ここでは人物の顔を残して徐々にぼかしをかけたいので、グラデーションの始点を顔にして外に向かってマウスをドラッグします。

ドラッグしてグラデーション

ドラッグすると、グラデーションの方向を表すEnd Endpointダイアログが開くので「close」をクリックしましょう。

End Endpointダイアログ

キーボードのEnterキーを押してグラデーションを確定しましょう。

Enterキーを押してグラデーションを確定

次に、画像ウィンドウの左下の「クイックマスクモード/標準モード切り替え」アイコンクイックマスクモード/標準モード切り替えアイコンをクリックして標準モードに切り替えましょう。

標準モードに切り替えると顔の周りが選択範囲になりました。

顔の周りが選択範囲に

今度は、メニューバーからフィルターぼかしガウスぼかしをクリックしましょう。

Gaussian Blur...

ガウスぼかしダイアログが開きます。

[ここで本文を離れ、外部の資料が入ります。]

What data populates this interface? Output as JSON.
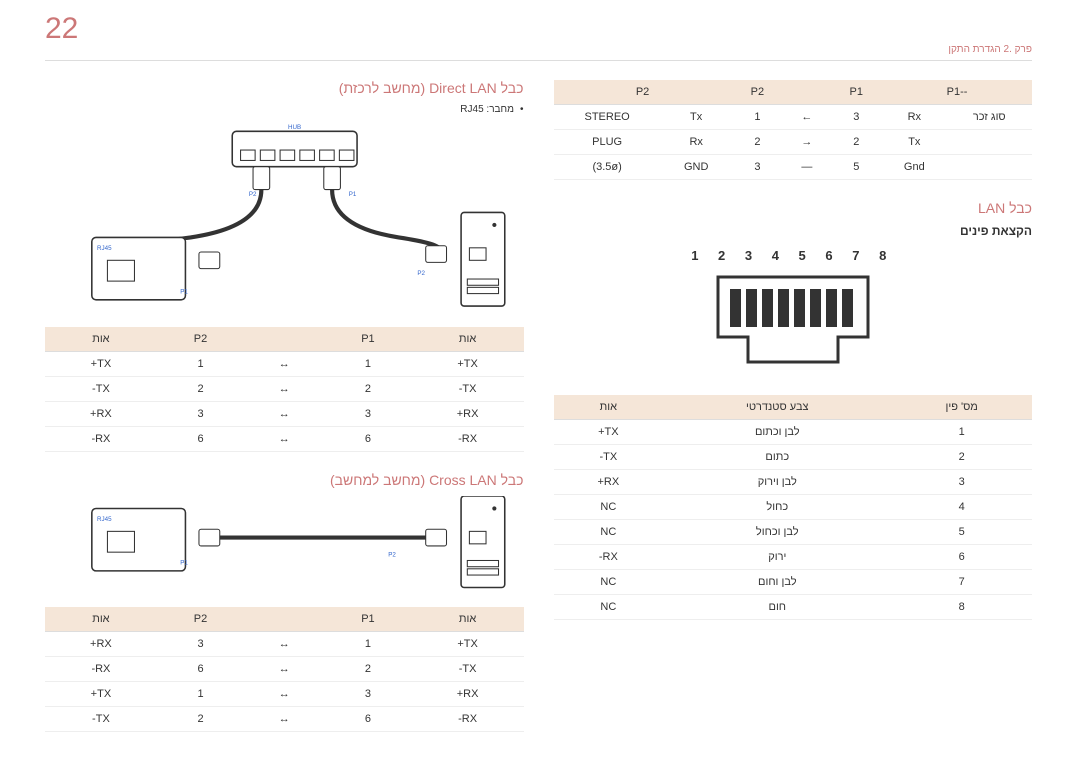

プレビューを見ながらSize XまたはSize Yでぼかしを調整しましょう。

調整ができたら「OK」をクリックしましょう。

Size XまたはSize Yでぼかしを調整

最後に、メニューバーから選択選択を解除をクリックしましょう。

選択を解除

これで、クイックマスクを利用して選択範囲以外のところをぼかすことができました。

クイックマスクを利用して選択範囲以外の部分をぼかす

おわりに

GIMPのクイックマスクの基本的な使い方と活用方法をご紹介しました。クイックマスクモードに切り替えて、描画ツールを使って塗っていくだけで選択範囲を作成できるってことがわかりましたね。また、クイックマスクを利用することで選択ツールなどで作成した選択範囲の修正も簡単にできます。ぜひ試してみてくださいね。